Companies should also take a close look at their policies and practices for responding to requests for information from U.S. law enforcement, such as the number of requests the company has received; the number of user accounts the requests involved and how many of the user accounts were for EU data subjects; the types of requests the company received, e.g., subpoenas or search warrants; the records the company produced, and in what cases those records were for EU data subjects; the bases for the requests (e.g., were they pursuant to government surveillance programs that provide data subjects with a right to a remedy in the event their rights are violated, or subject to, e.g., E.O. 12333 which provides no such remedy); whether, to the company’s knowledge, EU data subjects whose information was shared ever contended that their rights had been violated. The more information a company has to show that it has not provided information to U.S. law enforcement pursuant to surveillance programs that do not offer EU data subjects a remedy in the event their rights are violated, the safer footing the company should be on going forward with respect to their EU-US data transfer practices.

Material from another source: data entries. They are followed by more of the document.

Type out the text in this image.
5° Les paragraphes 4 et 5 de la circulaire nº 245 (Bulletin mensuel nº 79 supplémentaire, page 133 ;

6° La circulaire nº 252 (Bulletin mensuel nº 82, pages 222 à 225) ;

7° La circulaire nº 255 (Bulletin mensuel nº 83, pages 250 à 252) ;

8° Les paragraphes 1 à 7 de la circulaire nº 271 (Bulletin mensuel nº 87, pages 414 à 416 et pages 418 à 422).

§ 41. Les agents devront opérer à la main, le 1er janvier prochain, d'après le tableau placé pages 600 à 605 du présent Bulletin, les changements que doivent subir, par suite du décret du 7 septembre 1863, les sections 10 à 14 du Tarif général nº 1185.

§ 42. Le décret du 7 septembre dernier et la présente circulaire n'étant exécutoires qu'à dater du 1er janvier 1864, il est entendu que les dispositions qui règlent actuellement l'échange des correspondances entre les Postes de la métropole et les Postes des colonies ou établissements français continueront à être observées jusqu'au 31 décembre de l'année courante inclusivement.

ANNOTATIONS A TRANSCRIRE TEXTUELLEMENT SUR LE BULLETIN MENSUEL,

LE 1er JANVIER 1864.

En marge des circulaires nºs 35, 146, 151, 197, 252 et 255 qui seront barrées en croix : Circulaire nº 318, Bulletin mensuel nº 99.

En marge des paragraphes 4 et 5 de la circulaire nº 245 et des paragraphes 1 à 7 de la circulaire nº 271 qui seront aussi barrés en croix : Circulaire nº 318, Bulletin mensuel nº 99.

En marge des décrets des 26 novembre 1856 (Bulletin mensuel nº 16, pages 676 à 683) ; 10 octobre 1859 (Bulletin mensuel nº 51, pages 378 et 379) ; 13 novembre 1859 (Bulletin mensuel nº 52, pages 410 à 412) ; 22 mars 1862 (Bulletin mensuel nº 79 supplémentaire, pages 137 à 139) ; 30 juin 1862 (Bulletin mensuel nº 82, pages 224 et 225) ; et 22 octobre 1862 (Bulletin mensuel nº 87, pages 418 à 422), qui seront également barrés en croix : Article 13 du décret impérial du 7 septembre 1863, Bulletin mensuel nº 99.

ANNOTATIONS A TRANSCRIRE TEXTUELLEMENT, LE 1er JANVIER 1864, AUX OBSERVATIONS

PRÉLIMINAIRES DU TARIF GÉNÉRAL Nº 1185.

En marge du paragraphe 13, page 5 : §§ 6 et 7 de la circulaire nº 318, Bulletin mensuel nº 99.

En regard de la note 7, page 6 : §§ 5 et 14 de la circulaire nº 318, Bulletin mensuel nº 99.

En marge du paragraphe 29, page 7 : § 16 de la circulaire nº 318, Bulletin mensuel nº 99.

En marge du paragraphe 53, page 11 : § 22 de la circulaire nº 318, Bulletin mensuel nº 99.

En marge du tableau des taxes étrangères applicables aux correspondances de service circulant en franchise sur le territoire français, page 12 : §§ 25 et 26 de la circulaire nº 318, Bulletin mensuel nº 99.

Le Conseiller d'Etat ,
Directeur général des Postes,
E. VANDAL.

For companies that have not received requests for information from U.S. law enforcement pursuant to surveillance programs, the path forward has more options. While Privacy Shield has been struck down for all companies, it is likely that a new or revised framework will be designed and an adequacy decision will be sought with respect thereto (just as it was for Privacy Shield, when Safe Harbor was struck down). In the interim, it is prudent for these companies to consider alternative data transfer frameworks (such as SCCs), and in the future, try a “belt and suspenders” approach such that their business does not “hang their hat” on a single framework for cross-border data transfers (this is what Facebook and numerous other companies learned, thus causing them to rely on both Privacy Shield and SCCs). Companies should also take a good look at the data they are processing, particularly with respect to EU data subjects, and ask whether it is even necessary, and whether processing in the U.S. is necessary. In some cases the answer may be “yes,” but the more a company can practice data minimization – particularly when cross-border data transfers are at issue – the safer it may be. Finally, just because your company has never received a request from U.S. law enforcement pursuant to a surveillance program yet, does not mean you never will—particularly in certain industries, such as tech and telecommunications. You should plan for such requests prior to them happening.